Late last summer, my wife and I began talking about taking a trip to Europe. That was in late August. A few months earlier I had read an incredible called The Four Hour Workweek by Timothy Ferriss. In it, Ferriss encourages readers to take mini-retirements throughout their adult life instead of waiting until “retirement age”. He offers lots of practical advice for how to do it, so after several months of lengthy conversations, we decided to put a few principles from the book to the test, and we purchased plane tickets to the island of Crete (small island off south of Greece).

We were able to find a couple who needed to rent a home for 3 months, so we rented out our home, shut off all utilities, internet, car insurance, etc, and headed to the Greek Islands. We negotiated a great price on a majestic villa overlooking the Mediterranean Sea. Our master bedroom was on the second floor of the villa, and French doors at the foot of our bed opened onto a beautiful terrace that overlooked a mountain range to the left and a sprawling view of the Mediterranean Sea straight ahead and to the right.

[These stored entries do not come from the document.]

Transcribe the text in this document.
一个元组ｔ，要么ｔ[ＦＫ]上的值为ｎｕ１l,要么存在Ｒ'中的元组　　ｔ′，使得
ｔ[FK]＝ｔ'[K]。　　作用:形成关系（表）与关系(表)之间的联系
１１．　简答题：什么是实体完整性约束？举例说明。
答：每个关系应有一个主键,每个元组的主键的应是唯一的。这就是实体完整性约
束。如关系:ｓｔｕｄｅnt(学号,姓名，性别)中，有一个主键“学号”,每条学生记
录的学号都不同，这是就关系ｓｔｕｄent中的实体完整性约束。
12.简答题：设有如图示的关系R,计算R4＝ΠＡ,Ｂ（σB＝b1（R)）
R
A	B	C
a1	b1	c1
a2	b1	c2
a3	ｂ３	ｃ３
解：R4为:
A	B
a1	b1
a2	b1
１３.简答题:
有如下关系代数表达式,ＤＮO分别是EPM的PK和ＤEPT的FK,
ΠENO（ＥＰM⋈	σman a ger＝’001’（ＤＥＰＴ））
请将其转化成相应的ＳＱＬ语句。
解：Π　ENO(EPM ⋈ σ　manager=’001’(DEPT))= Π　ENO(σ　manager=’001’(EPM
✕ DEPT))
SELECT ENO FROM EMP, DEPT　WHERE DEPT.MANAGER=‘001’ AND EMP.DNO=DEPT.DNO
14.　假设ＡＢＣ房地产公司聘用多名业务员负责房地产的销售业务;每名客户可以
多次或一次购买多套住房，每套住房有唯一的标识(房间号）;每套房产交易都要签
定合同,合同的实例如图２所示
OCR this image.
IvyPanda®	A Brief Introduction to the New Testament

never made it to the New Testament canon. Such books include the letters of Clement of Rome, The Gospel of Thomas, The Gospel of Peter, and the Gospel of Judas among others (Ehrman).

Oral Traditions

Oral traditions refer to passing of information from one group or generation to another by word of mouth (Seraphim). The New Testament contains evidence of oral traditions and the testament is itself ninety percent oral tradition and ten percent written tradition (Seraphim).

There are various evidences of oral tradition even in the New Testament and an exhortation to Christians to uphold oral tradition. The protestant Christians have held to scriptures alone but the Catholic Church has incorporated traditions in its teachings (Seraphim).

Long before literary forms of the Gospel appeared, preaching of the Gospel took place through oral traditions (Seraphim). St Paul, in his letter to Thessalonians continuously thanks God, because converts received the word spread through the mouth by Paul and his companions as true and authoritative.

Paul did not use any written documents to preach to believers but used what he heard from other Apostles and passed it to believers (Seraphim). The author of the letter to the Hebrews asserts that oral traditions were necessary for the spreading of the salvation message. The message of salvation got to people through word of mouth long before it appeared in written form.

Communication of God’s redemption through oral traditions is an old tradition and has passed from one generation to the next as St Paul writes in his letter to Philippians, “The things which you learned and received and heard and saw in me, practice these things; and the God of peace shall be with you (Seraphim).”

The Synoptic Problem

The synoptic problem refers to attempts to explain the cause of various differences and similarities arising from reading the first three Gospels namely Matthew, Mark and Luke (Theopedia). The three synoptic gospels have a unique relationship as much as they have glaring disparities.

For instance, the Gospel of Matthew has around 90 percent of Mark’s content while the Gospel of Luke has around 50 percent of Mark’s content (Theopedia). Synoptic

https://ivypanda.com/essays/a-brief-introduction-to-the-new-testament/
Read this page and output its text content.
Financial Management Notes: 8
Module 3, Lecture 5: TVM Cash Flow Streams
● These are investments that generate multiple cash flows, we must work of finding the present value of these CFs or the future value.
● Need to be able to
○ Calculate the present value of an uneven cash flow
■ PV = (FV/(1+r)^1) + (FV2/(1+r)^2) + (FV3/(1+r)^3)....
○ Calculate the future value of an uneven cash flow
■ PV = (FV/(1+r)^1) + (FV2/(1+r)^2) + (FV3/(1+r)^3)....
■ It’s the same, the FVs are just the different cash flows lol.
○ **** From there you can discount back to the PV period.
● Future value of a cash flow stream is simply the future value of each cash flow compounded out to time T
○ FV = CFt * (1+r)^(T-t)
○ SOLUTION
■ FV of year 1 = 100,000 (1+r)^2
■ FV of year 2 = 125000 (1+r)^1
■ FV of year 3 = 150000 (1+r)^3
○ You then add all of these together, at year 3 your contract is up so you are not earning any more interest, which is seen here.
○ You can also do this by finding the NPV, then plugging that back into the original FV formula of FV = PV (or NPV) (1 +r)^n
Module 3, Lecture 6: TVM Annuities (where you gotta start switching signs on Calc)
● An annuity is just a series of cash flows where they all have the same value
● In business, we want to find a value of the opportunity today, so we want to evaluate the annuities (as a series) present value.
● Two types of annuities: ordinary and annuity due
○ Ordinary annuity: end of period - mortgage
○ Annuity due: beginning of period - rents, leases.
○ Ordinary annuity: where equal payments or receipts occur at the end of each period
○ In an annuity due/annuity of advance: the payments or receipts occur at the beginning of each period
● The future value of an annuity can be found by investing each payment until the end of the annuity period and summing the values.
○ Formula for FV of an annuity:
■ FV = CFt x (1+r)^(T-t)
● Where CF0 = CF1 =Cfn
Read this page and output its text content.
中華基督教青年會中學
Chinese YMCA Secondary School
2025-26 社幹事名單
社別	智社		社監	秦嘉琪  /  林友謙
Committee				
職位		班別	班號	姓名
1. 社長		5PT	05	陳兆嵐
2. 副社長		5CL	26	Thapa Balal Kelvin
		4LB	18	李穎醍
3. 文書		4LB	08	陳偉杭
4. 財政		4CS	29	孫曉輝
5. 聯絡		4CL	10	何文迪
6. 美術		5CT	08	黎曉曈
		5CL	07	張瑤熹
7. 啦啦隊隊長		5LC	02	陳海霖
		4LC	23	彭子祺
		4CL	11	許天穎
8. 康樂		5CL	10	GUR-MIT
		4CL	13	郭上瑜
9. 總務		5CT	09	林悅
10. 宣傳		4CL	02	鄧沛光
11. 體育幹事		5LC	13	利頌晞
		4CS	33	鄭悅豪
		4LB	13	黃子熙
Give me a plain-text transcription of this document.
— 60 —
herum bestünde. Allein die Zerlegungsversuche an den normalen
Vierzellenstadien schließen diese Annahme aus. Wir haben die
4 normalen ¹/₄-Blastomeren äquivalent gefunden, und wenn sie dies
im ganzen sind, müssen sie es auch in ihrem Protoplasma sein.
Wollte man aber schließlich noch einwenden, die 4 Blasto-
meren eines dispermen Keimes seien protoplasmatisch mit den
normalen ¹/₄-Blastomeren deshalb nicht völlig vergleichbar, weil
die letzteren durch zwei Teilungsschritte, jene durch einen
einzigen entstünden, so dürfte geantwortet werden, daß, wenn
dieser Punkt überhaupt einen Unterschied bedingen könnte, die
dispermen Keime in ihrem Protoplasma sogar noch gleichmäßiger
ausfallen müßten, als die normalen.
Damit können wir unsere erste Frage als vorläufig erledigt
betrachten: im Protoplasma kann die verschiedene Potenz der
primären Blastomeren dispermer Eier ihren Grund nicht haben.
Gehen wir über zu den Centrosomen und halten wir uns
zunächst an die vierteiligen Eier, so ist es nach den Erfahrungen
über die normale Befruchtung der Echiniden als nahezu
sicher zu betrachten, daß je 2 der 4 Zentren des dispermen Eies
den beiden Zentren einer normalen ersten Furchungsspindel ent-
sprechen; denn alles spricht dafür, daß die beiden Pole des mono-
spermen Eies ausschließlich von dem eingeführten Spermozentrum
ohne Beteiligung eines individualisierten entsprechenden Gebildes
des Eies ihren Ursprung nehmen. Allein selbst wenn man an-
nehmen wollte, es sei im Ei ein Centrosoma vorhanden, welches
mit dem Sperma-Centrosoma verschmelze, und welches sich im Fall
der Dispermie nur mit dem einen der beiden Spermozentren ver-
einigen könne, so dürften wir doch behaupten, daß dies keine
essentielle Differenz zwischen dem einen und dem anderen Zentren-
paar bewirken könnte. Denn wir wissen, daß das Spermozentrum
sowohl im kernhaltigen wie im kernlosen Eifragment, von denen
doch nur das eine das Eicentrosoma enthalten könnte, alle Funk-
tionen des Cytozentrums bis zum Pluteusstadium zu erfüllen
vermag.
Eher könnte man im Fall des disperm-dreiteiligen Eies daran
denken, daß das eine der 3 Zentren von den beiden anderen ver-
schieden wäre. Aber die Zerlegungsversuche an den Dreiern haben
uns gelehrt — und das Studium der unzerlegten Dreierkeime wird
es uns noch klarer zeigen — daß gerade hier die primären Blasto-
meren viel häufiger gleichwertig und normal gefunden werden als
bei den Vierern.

Our particular villa was just a few years old. It was built completely out of stone block, and the interior was characterized by its beautiful rock floors and walls and exposed wood beam ceilings. Any guesses how much this cost per month? Well, this brings us to the point of this article - how to travel Europe (or anywhere in the world) on the cheap!

Don’t Be A Tourist

When entering or nearing retirement, travel tends to become a major focus for many people. Many folks are trapped into the mindset of 2 week or 3 week vacations. We stayed in Crete for 3 months this winter, and we spent less than what most would spend for a 2 week vacation during high tourism time. Here's the secret - consider visiting a place outside normal tourist seasons. We were able to rent that villa in Crete for just 700 euros ($1,000) per month.

During the summer, this exact villa runs about 3,000 euros ($4,500). If you are going to visit somewhere during high tourism season, then consider staying off the beaten path. We visited countless majestic villages in Crete with absolutely stunning views, and there were beautiful villas that are still very cheap during times of high tourism.

The Exchange Rate Game

One thing we did not take into account prior to our trip is just how much impact the exchange rate would really have on us. When we arrived in Europe, it cost about $1.30 to purchase 1 euro in forex trading. Since most goods and services are about the same cost in euros, that meant we were looking at an immediate 30% inflation on everything. We were spending so much money on food at the grocery store that I refused to even think about it after a few weeks! Sometimes ignorance really is bliss!

My point is that the next time we take a long-term vacation, we will definitely travel to a place where our U.S. dollar is much stronger than the domestic currency. This basically opens you up to all of South America and much of Asia. Brazil, Argentina, and Ecuador tend to be favorites among many regular long-term travelers.

Transportation & Internet

When traveling the world on the cheap, you don’t want to sacrifice comfort. Internet is a must for most people. A simple Google search will generally yield forum and discussion groups where you can speak with people who have visited the area. Folks with firsthand experience of the locale are usually more than willing to answer questions about internet access and phone access, etc.

In Crete, we were able to rent a car for 300 euro per month, or about $400. This meant that our total expenses for 4 Star lodging and a nice car was only $4,200 for 3 months! Not too bad. And if you want to be more economical, you can find way better deals on lodging. We wanted a little bit of a luxury feel.

Traveling for cheap does not mean you have to sacrifice pleasure and comfort. A little creative research and an adventurous spirit are all it takes.